No Guns but Brotherhood can resolve Problems
Homoerotic Revolution is the third event of the #RevoltingBodies project. With this event, ATOPOS also participates in Athens Pride Week 2021.
The Romanian artist Liviu Bulea has created a series of new works, referring to a certain type of aesthetic iconography found in communists regimes around the world. The images that the artist uses as primary sources appear mainly in Soviet and Maoist propaganda material in the second half of the 20th century.
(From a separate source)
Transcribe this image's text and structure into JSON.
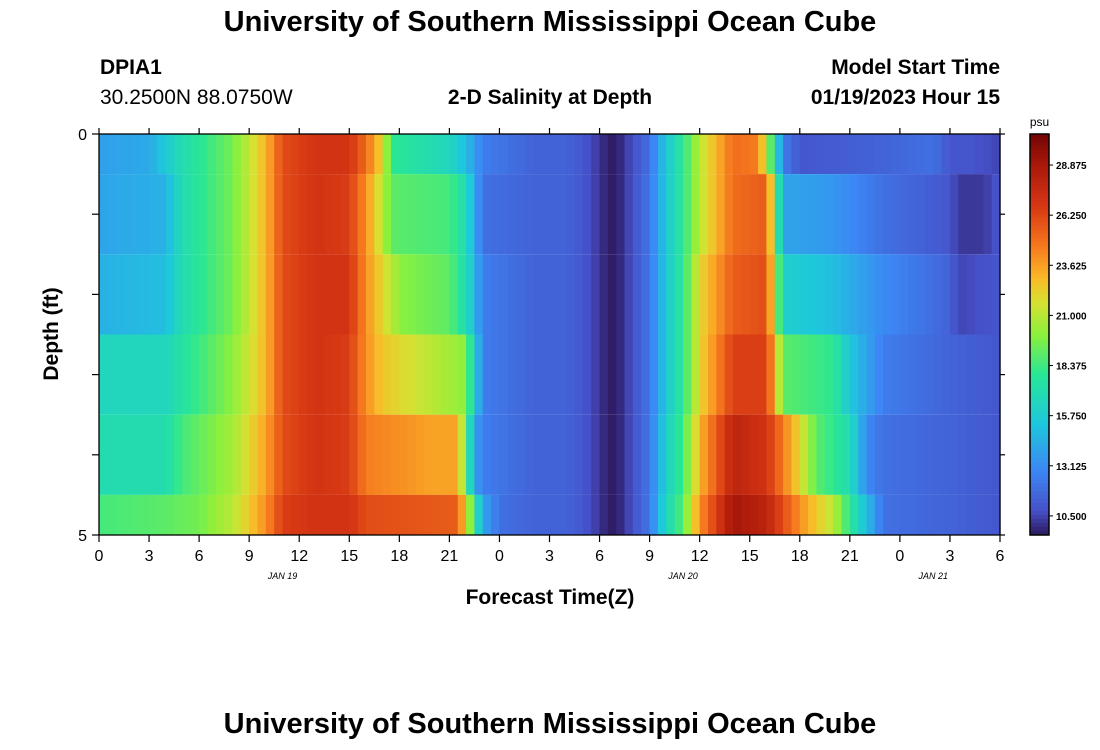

They present a special mode of masculinity that create a fantasy of the ideal revolutionary as he is transformed into a titan that is portraying either workers or politicians. In recent years there has been an interesting approach to this iconography, in which an underlying homoeroticism is pointed out. Inspired by this approach, Bulea presents a body of work consisting of original creations and reproductions of existing propaganda posters. Through his visual language, the artist emphasizes the erotic dimension of this aesthetic and a desire for the body as a revolutionary model of masculinity.
Liviu Bulea lives and works between Turda and Berlin. Liviu conducted artistic research on the diseased body, focusing on memories of spaces and objects from hospital oncology wards. He was awarded two Erasmus Scholarships, at the Freies Museum in Berlin and Katowice in Poland where he studied poster design. His field of research extends from spaces of architectural memory to his involvement with the queer community. The result is the creation of works of homoerotic iconography in an attempt to create a visual discourse with a society that enjoys being silent and forgetful. He is a PhD candidate at the University of the Arts in Cluj-Napoca, where he works on the relationship between art, architecture and the urban environment. Among others, he has exhibited his works at the Urban Nation Museum in Berlin, the Chrysalid Gallery in Rotterdam , the Cluj-Napoca Art Museum in Romania, etc., while he has been hosted as resident artist by several institutions across Europe.